Fatal und in die Irre führend sind die Umweltrisikobewertungen von GVO der europäischen Lebensmittelbehörde EFSA und das Gutachten der EU-Kommission. Alle drei für den Anbau bestimmten gentechnisch veränderten Maissorten produzieren ein BT-Toxin, um „schädlingsresident“ zu sein, damit werden sie aber gleichzeitig zum Risiko für geschützte und bestäubende Insekten. Während die EFSA mindestens 20 Meter Abstand zwischen den MON810 und Bt11 Feldern und geschützten Gebiete empfiehlt und 30 Meter für Mais 1507, schlägt die EU-Kommission einen Abstand von weniger als fünf Meter für die ersten beiden Sorten und 20 Meter für Mais 1507 vor.
 
Die EFSA hat ihre Umweltrisikobewertung vorgenommen, ohne das Auftreten der invasiven Pflanzenart Teosinte, die Ursprungspflanzenart von Mais, in Frankreich und Spanien zu berücksichtigen. Die hastig verfasste EFSA-Stellungnahme zu Teosinte, die von der EU-Kommission angefordert und letzte Woche veröffentlicht wurde, beruht auf einer Reihe von wackligen Annahmen und unterstreicht den Mangel an verwendeten Daten.  Mit dieser widersprüchlichen Empfehlung und einer hastig verfassten und mit mangelhaften Daten belegten Umweltrisikobewertung der Europäischen Lebensmittelbehörde EFSA kann die EU-Kommission die möglichen Umwelt- und Gesundheitsschäden nicht vom Tisch wischen. Es wäre völlig unverantwortlich, wenn die EU-Kommission den Anbau von mehreren genetisch veränderten Pflanzen Aufgrund der unvollständigen wissenschaftlichen Auswertung durchboxt.
 
Solange vollständige und aktuelle Daten zur Beurteilung der Risiken fehlen, darf es eine Anbauzulassung im Sinne des Vorsorgeprinzips nicht geben. Europa braucht eine Risikobewertung, die diesen Namen verdient. Das letzte Sagen werden aber die europäischen Mitgliedstaaten haben.
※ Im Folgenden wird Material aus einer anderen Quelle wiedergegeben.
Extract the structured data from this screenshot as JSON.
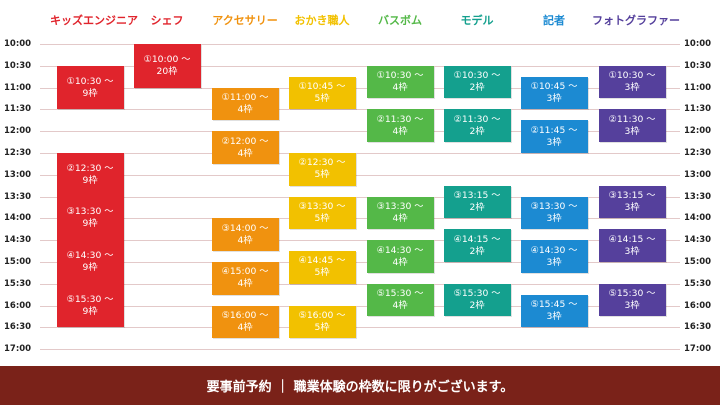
{
  "times": [
    "10:00",
    "10:30",
    "11:00",
    "11:30",
    "12:00",
    "12:30",
    "13:00",
    "13:30",
    "14:00",
    "14:30",
    "15:00",
    "15:30",
    "16:00",
    "16:30",
    "17:00"
  ],
  "footer": "要事前予約 ｜ 職業体験の枠数に限りがございます。",
  "columns": [
    {
      "name": "キッズエンジニア",
      "color": "#e0242c",
      "slots": [
        {
          "time": "①10:30 ～",
          "cap": "9枠",
          "start": "10:30",
          "end": "11:30"
        },
        {
          "time": "②12:30 ～",
          "cap": "9枠",
          "start": "12:30",
          "end": "13:30"
        },
        {
          "time": "③13:30 ～",
          "cap": "9枠",
          "start": "13:30",
          "end": "14:30"
        },
        {
          "time": "④14:30 ～",
          "cap": "9枠",
          "start": "14:30",
          "end": "15:30"
        },
        {
          "time": "⑤15:30 ～",
          "cap": "9枠",
          "start": "15:30",
          "end": "16:30"
        }
      ]
    },
    {
      "name": "シェフ",
      "color": "#e0242c",
      "slots": [
        {
          "time": "①10:00 ～",
          "cap": "20枠",
          "start": "10:00",
          "end": "11:00"
        }
      ]
    },
    {
      "name": "アクセサリー",
      "color": "#f0920f",
      "slots": [
        {
          "time": "①11:00 ～",
          "cap": "4枠",
          "start": "11:00",
          "end": "11:45"
        },
        {
          "time": "②12:00 ～",
          "cap": "4枠",
          "start": "12:00",
          "end": "12:45"
        },
        {
          "time": "③14:00 ～",
          "cap": "4枠",
          "start": "14:00",
          "end": "14:45"
        },
        {
          "time": "④15:00 ～",
          "cap": "4枠",
          "start": "15:00",
          "end": "15:45"
        },
        {
          "time": "⑤16:00 ～",
          "cap": "4枠",
          "start": "16:00",
          "end": "16:45"
        }
      ]
    },
    {
      "name": "おかき職人",
      "color": "#f2c100",
      "slots": [
        {
          "time": "①10:45 ～",
          "cap": "5枠",
          "start": "10:45",
          "end": "11:30"
        },
        {
          "time": "②12:30 ～",
          "cap": "5枠",
          "start": "12:30",
          "end": "13:15"
        },
        {
          "time": "③13:30 ～",
          "cap": "5枠",
          "start": "13:30",
          "end": "14:15"
        },
        {
          "time": "④14:45 ～",
          "cap": "5枠",
          "start": "14:45",
          "end": "15:30"
        },
        {
          "time": "⑤16:00 ～",
          "cap": "5枠",
          "start": "16:00",
          "end": "16:45"
        }
      ]
    },
    {
      "name": "バスボム",
      "color": "#54b848",
      "slots": [
        {
          "time": "①10:30 ～",
          "cap": "4枠",
          "start": "10:30",
          "end": "11:15"
        },
        {
          "time": "②11:30 ～",
          "cap": "4枠",
          "start": "11:30",
          "end": "12:15"
        },
        {
          "time": "③13:30 ～",
          "cap": "4枠",
          "start": "13:30",
          "end": "14:15"
        },
        {
          "time": "④14:30 ～",
          "cap": "4枠",
          "start": "14:30",
          "end": "15:15"
        },
        {
          "time": "⑤15:30 ～",
          "cap": "4枠",
          "start": "15:30",
          "end": "16:15"
        }
      ]
    },
    {
      "name": "モデル",
      "color": "#14a08e",
      "slots": [
        {
          "time": "①10:30 ～",
          "cap": "2枠",
          "start": "10:30",
          "end": "11:15"
        },
        {
          "time": "②11:30 ～",
          "cap": "2枠",
          "start": "11:30",
          "end": "12:15"
        },
        {
          "time": "③13:15 ～",
          "cap": "2枠",
          "start": "13:15",
          "end": "14:00"
        },
        {
          "time": "④14:15 ～",
          "cap": "2枠",
          "start": "14:15",
          "end": "15:00"
        },
        {
          "time": "⑤15:30 ～",
          "cap": "2枠",
          "start": "15:30",
          "end": "16:15"
        }
      ]
    },
    {
      "name": "記者",
      "color": "#1c8ad2",
      "slots": [
        {
          "time": "①10:45 ～",
          "cap": "3枠",
          "start": "10:45",
          "end": "11:30"
        },
        {
          "time": "②11:45 ～",
          "cap": "3枠",
          "start": "11:45",
          "end": "12:30"
        },
        {
          "time": "③13:30 ～",
          "cap": "3枠",
          "start": "13:30",
          "end": "14:15"
        },
        {
          "time": "④14:30 ～",
          "cap": "3枠",
          "start": "14:30",
          "end": "15:15"
        },
        {
          "time": "⑤15:45 ～",
          "cap": "3枠",
          "start": "15:45",
          "end": "16:30"
        }
      ]
    },
    {
      "name": "フォトグラファー",
      "color": "#55409c",
      "slots": [
        {
          "time": "①10:30 ～",
          "cap": "3枠",
          "start": "10:30",
          "end": "11:15"
        },
        {
          "time": "②11:30 ～",
          "cap": "3枠",
          "start": "11:30",
          "end": "12:15"
        },
        {
          "time": "③13:15 ～",
          "cap": "3枠",
          "start": "13:15",
          "end": "14:00"
        },
        {
          "time": "④14:15 ～",
          "cap": "3枠",
          "start": "14:15",
          "end": "15:00"
        },
        {
          "time": "⑤15:30 ～",
          "cap": "3枠",
          "start": "15:30",
          "end": "16:15"
        }
      ]
    }
  ]
}
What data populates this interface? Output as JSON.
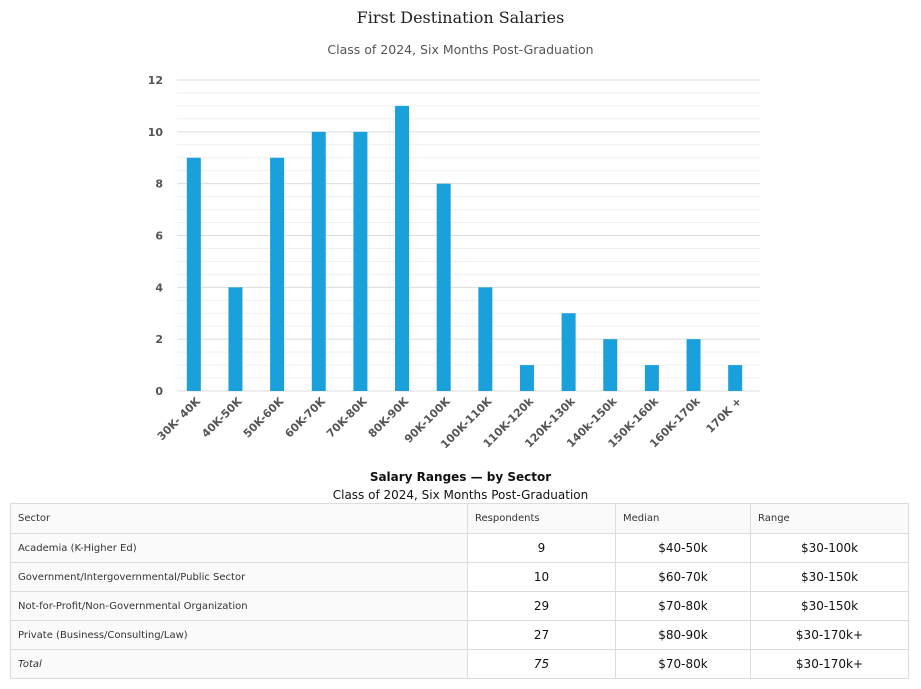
{
  "chart_data": {
    "type": "bar",
    "title": "First Destination Salaries",
    "subtitle": "Class of 2024, Six Months Post-Graduation",
    "categories": [
      "30K- 40K",
      "40K-50K",
      "50K-60K",
      "60K-70K",
      "70K-80K",
      "80K-90K",
      "90K-100K",
      "100K-110K",
      "110K-120k",
      "120K-130k",
      "140k-150k",
      "150K-160k",
      "160K-170k",
      "170K +"
    ],
    "values": [
      9,
      4,
      9,
      10,
      10,
      11,
      8,
      4,
      1,
      3,
      2,
      1,
      2,
      1
    ],
    "ylim": [
      0,
      12
    ],
    "yticks": [
      0,
      2,
      4,
      6,
      8,
      10,
      12
    ],
    "grid": true,
    "color": "#1aa0db"
  },
  "table": {
    "title": "Salary Ranges — by Sector",
    "subtitle": "Class of 2024, Six Months Post-Graduation",
    "headers": [
      "Sector",
      "Respondents",
      "Median",
      "Range"
    ],
    "rows": [
      [
        "Academia (K-Higher Ed)",
        "9",
        "$40-50k",
        "$30-100k"
      ],
      [
        "Government/Intergovernmental/Public Sector",
        "10",
        "$60-70k",
        "$30-150k"
      ],
      [
        "Not-for-Profit/Non-Governmental Organization",
        "29",
        "$70-80k",
        "$30-150k"
      ],
      [
        "Private (Business/Consulting/Law)",
        "27",
        "$80-90k",
        "$30-170k+"
      ],
      [
        "Total",
        "75",
        "$70-80k",
        "$30-170k+"
      ]
    ]
  }
}
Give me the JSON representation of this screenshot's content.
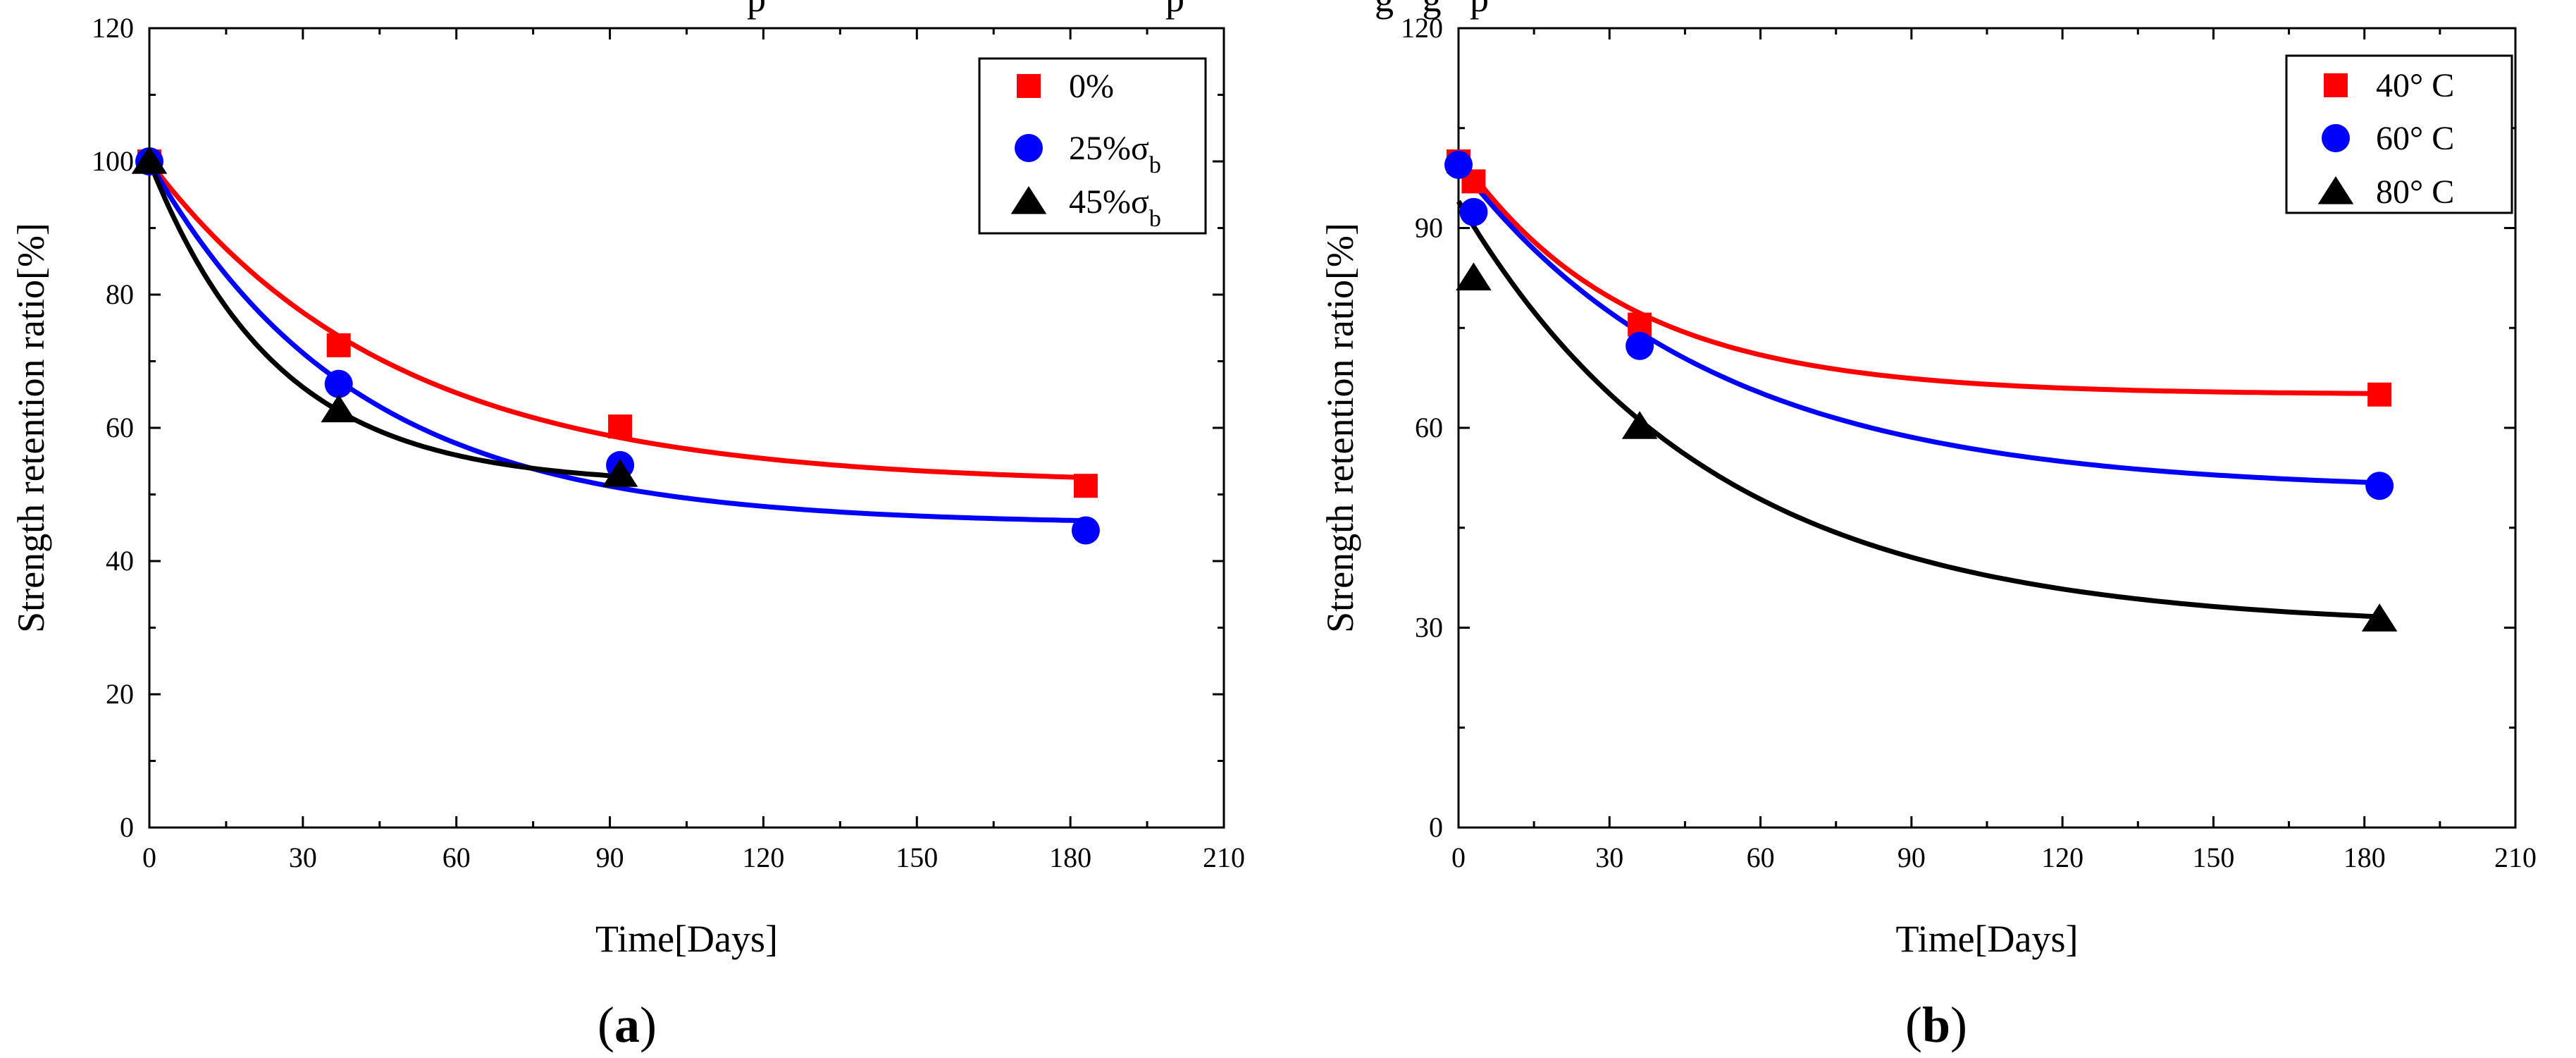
{
  "figure": {
    "top_caption_fragment": "p                                          p                    g   g   p",
    "panel_labels": [
      {
        "open": "(",
        "letter": "a",
        "close": ")"
      },
      {
        "open": "(",
        "letter": "b",
        "close": ")"
      }
    ]
  },
  "chart_data": [
    {
      "type": "scatter",
      "title": "",
      "xlabel": "Time[Days]",
      "ylabel": "Strength retention ratio[%]",
      "xlim": [
        0,
        210
      ],
      "ylim": [
        0,
        120
      ],
      "xticks": [
        0,
        30,
        60,
        90,
        120,
        150,
        180,
        210
      ],
      "yticks": [
        0,
        20,
        40,
        60,
        80,
        100,
        120
      ],
      "grid": false,
      "legend_position": "top-right",
      "series": [
        {
          "name": "0%",
          "name_base": "0%",
          "name_sub": "",
          "color": "#ff0000",
          "marker": "square",
          "x": [
            0,
            37,
            92,
            183
          ],
          "y": [
            100,
            72.4,
            60.2,
            51.3
          ],
          "fit": {
            "a": 51.5,
            "b": 48.5,
            "k": 0.021
          }
        },
        {
          "name": "25%σb",
          "name_base": "25%σ",
          "name_sub": "b",
          "color": "#0000ff",
          "marker": "circle",
          "x": [
            0,
            37,
            92,
            183
          ],
          "y": [
            100,
            66.6,
            54.4,
            44.6
          ],
          "fit": {
            "a": 45.5,
            "b": 54.5,
            "k": 0.025
          }
        },
        {
          "name": "45%σb",
          "name_base": "45%σ",
          "name_sub": "b",
          "color": "#000000",
          "marker": "triangle",
          "x": [
            0,
            37,
            92
          ],
          "y": [
            100,
            62.7,
            53.0
          ],
          "fit": {
            "a": 51.5,
            "b": 48.5,
            "k": 0.04,
            "xmax": 92
          }
        }
      ]
    },
    {
      "type": "scatter",
      "title": "",
      "xlabel": "Time[Days]",
      "ylabel": "Strength retention ratio[%]",
      "xlim": [
        0,
        210
      ],
      "ylim": [
        0,
        120
      ],
      "xticks": [
        0,
        30,
        60,
        90,
        120,
        150,
        180,
        210
      ],
      "yticks": [
        0,
        30,
        60,
        90,
        120
      ],
      "grid": false,
      "legend_position": "top-right",
      "series": [
        {
          "name": "40° C",
          "name_base": "40° C",
          "name_sub": "",
          "color": "#ff0000",
          "marker": "square",
          "x": [
            0,
            3,
            36,
            183
          ],
          "y": [
            100,
            97,
            75.5,
            65
          ],
          "fit": {
            "a": 65,
            "b": 36,
            "k": 0.03
          }
        },
        {
          "name": "60° C",
          "name_base": "60° C",
          "name_sub": "",
          "color": "#0000ff",
          "marker": "circle",
          "x": [
            0,
            3,
            36,
            183
          ],
          "y": [
            99.5,
            92.4,
            72.3,
            51.3
          ],
          "fit": {
            "a": 50.5,
            "b": 49,
            "k": 0.02
          }
        },
        {
          "name": "80° C",
          "name_base": "80° C",
          "name_sub": "",
          "color": "#000000",
          "marker": "triangle",
          "x": [
            3,
            36,
            183
          ],
          "y": [
            82.5,
            60.2,
            31.3
          ],
          "fit": {
            "a": 30,
            "b": 64,
            "k": 0.02
          }
        }
      ]
    }
  ]
}
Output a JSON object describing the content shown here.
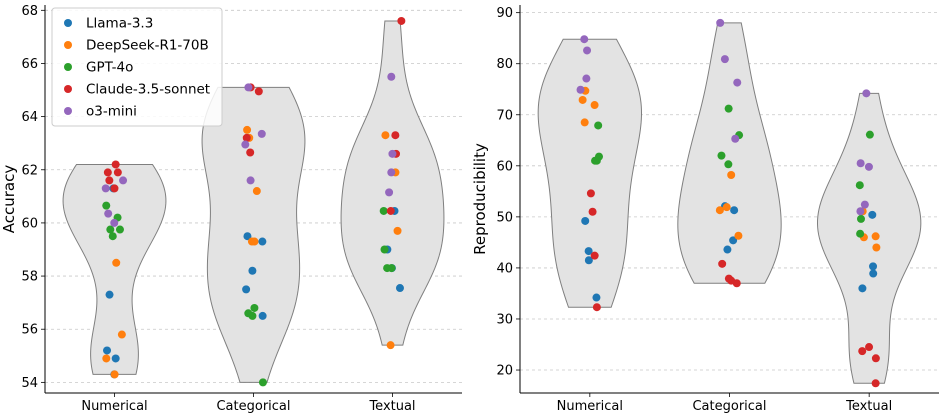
{
  "colors": {
    "Llama-3.3": "#1f77b4",
    "DeepSeek-R1-70B": "#ff7f0e",
    "GPT-4o": "#2ca02c",
    "Claude-3.5-sonnet": "#d62728",
    "o3-mini": "#9467bd",
    "violin_fill": "#e3e3e3",
    "violin_edge": "#7f7f7f",
    "grid": "#c8c8c8"
  },
  "legend": {
    "entries": [
      "Llama-3.3",
      "DeepSeek-R1-70B",
      "GPT-4o",
      "Claude-3.5-sonnet",
      "o3-mini"
    ],
    "location": "top-left of left panel"
  },
  "chart_data": [
    {
      "type": "violin-strip",
      "title": "",
      "xlabel": "",
      "ylabel": "Accuracy",
      "categories": [
        "Numerical",
        "Categorical",
        "Textual"
      ],
      "ylim": [
        53.6,
        68.2
      ],
      "yticks": [
        54,
        56,
        58,
        60,
        62,
        64,
        66,
        68
      ],
      "grid": "horizontal dashed",
      "points": {
        "Numerical": {
          "Llama-3.3": [
            54.3,
            54.9,
            55.2,
            57.3,
            61.3
          ],
          "DeepSeek-R1-70B": [
            54.3,
            54.9,
            55.8,
            58.5
          ],
          "GPT-4o": [
            59.5,
            59.75,
            59.75,
            60.2,
            60.65
          ],
          "Claude-3.5-sonnet": [
            61.3,
            61.6,
            61.9,
            61.9,
            62.2
          ],
          "o3-mini": [
            60.0,
            60.35,
            61.3,
            61.6
          ]
        },
        "Categorical": {
          "Llama-3.3": [
            56.5,
            57.5,
            58.2,
            59.3,
            59.5
          ],
          "DeepSeek-R1-70B": [
            59.3,
            59.3,
            61.2,
            63.2,
            63.5
          ],
          "GPT-4o": [
            54.0,
            56.5,
            56.6,
            56.8
          ],
          "Claude-3.5-sonnet": [
            62.65,
            63.2,
            64.95,
            65.1
          ],
          "o3-mini": [
            61.6,
            62.95,
            63.35,
            65.1
          ]
        },
        "Textual": {
          "Llama-3.3": [
            57.55,
            58.3,
            59.0,
            60.45
          ],
          "DeepSeek-R1-70B": [
            55.4,
            59.7,
            61.9,
            63.3
          ],
          "GPT-4o": [
            58.3,
            58.3,
            59.0,
            60.45
          ],
          "Claude-3.5-sonnet": [
            60.45,
            62.6,
            63.3,
            67.6
          ],
          "o3-mini": [
            61.15,
            61.9,
            62.6,
            65.5
          ]
        }
      }
    },
    {
      "type": "violin-strip",
      "title": "",
      "xlabel": "",
      "ylabel": "Reproducibility",
      "categories": [
        "Numerical",
        "Categorical",
        "Textual"
      ],
      "ylim": [
        15.5,
        91.5
      ],
      "yticks": [
        20,
        30,
        40,
        50,
        60,
        70,
        80,
        90
      ],
      "grid": "horizontal dashed",
      "points": {
        "Numerical": {
          "Llama-3.3": [
            34.2,
            41.5,
            43.3,
            49.2
          ],
          "DeepSeek-R1-70B": [
            68.5,
            71.9,
            72.9,
            74.7
          ],
          "GPT-4o": [
            61.0,
            61.0,
            61.8,
            67.9
          ],
          "Claude-3.5-sonnet": [
            32.3,
            42.4,
            51.0,
            54.6
          ],
          "o3-mini": [
            74.9,
            77.1,
            82.6,
            84.8
          ]
        },
        "Categorical": {
          "Llama-3.3": [
            43.6,
            45.4,
            51.3,
            52.1
          ],
          "DeepSeek-R1-70B": [
            46.3,
            51.3,
            51.9,
            58.2
          ],
          "GPT-4o": [
            60.3,
            62.0,
            66.0,
            71.2
          ],
          "Claude-3.5-sonnet": [
            37.0,
            37.5,
            37.9,
            40.8
          ],
          "o3-mini": [
            65.3,
            76.3,
            80.9,
            88.0
          ]
        },
        "Textual": {
          "Llama-3.3": [
            36.0,
            38.9,
            40.3,
            50.4
          ],
          "DeepSeek-R1-70B": [
            44.0,
            46.0,
            46.2,
            51.1
          ],
          "GPT-4o": [
            46.7,
            49.6,
            56.2,
            66.1
          ],
          "Claude-3.5-sonnet": [
            17.4,
            22.3,
            23.7,
            24.5
          ],
          "o3-mini": [
            51.1,
            52.4,
            59.8,
            60.5,
            74.2
          ]
        }
      }
    }
  ]
}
Sie müssen die Botschaft des Umweltausschusses ernst nehmen und in den nächsten Wochen gegen einen Anbau und Import von weiterem genetisch veränderten Mais auf europäischen Boden stimmen.“


 
Hintergrund:
Am 14. Oktober 2016 wird die Europäische Kommission dem Ständigen Ausschuss der Mitgliedsländer über Pflanzen, Tiere, Lebensmittel und Futtermittel drei Entscheidungsempfehlungen für die Zulassung der Verlängerung dreier gentechnisch veränderter Maissorten vorlegen: Monsantos Mais MON810 (resistent gegen Maiszünsler) soll verlängert werden, Syngentas Mais BT11 (produziert das Herbizid-resistente Gift Bacillus Thuringensis gegen Maiszünsler) und Duponts Genmais 1507 (resistent gegen Maiszünsler und eine Gruppe von Herbiziden). Außerdem vorlegen wird sie die Verlängerung der Importzulassung von Monsantos Mais MON810 und die Importzulassung von DOW AGRO Science Baumwolle 281-24-236 × 3006-210-23 × MON 88913 (DAS-24236-5×DAS-21Ø23-5×MON-88913-8). Der Ständige Ausschuss wird voraussichtlich im November über die Zulassung abstimmen.